As the competition needs changing and was initially set up to be played under floodlights, why not change the formula and play the games in complete darkness. Teams would face each other, not knowing what strength of team they are facing, and whether Wayne Rooney is calling for the ball, or Manchester United are playing an injured Orang-utan up front.

Players around the country would be put on a strict diet of carrots the weak before the game in order to be better equipped for the dark. The atmosphere could be livened up by handing out glow sticks to the fans in the colour of their teams, whilst the PA system can blare out some pounding techno music. Capital One would probably drop out as a sponsor, but I’m sure we would all enjoy the Ministry of Sound League Cup. The only way is up for Disco Football.

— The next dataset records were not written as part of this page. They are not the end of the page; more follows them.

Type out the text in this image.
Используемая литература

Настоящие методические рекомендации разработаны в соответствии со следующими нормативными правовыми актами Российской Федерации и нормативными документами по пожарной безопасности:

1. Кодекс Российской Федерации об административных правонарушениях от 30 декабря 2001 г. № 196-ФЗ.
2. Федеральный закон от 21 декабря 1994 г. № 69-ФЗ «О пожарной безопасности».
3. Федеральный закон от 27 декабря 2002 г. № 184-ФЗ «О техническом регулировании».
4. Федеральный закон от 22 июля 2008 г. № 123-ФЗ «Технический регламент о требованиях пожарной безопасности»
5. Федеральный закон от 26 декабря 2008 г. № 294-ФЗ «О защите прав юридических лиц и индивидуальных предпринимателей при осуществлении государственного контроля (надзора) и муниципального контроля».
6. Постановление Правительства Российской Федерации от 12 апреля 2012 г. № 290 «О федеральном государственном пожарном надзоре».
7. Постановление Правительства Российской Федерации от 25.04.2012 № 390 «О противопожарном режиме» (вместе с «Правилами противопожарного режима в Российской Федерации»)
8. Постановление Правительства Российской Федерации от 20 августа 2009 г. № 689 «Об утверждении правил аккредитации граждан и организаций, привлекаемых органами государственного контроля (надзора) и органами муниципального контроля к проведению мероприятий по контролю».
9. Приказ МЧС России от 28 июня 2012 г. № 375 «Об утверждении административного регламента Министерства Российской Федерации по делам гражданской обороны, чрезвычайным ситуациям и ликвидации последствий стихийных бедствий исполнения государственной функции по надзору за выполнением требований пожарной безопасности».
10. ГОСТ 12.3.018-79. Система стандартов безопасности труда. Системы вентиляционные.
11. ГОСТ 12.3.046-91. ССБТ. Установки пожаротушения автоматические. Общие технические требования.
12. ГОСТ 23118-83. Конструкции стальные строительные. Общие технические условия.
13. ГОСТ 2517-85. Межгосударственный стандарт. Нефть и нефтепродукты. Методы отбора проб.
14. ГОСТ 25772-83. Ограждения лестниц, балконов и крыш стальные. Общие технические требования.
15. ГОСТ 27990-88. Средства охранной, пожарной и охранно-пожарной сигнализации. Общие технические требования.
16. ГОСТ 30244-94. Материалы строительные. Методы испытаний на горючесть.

If the authorities of football strangely think that playing football in the dark is a bad idea (killjoy’s) then perhaps they would consider the notion of making each match fancy dress. The fans would have a great time coming in fancy dress, but more importantly, the entertainment value of the match would be greatly increased when you see Fernando Torres missing a sitter dressed as Aladdin. A crucial penalty save in the semi-final from Joe Hart, who came dressed as Long John Silver or John Terry coming on as a substitute in a full gimp suit that he had lying around at home. Even the managers could get into the spirit of things and come dressed up, although the idea might fall flat when Di Canio comes dressed as Benito Mussolini.

Perhaps the only way to liven up the entertainment of the league cup is to enact real time punishments for culprits of bad or unsporting play. If a goalkeeper makes a mistake costing a goal, he is forced to play the remainder of the game in a Victorian diver’s suit. If a striker misses what is deemed as an easy chance, he has to spend ten minutes in a sin bin where Mark Lawrenson calls him crap on repeat. Ashley Young would think twice about diving, if the punishment was for the 18 yard box to open up and drop him into a pre-built tiger enclosure. Referees are no longer required to carry a whistle, but do have a Taser. Last but not least, an interactive poll at half time allows the fans to choose which player isn’t working hard enough for their team, the winner having to come out at half time followed by a Jack Russell dog who continually chases him for the second half.

The league cup could become a pantomime of football, if only the FA could use their imagination.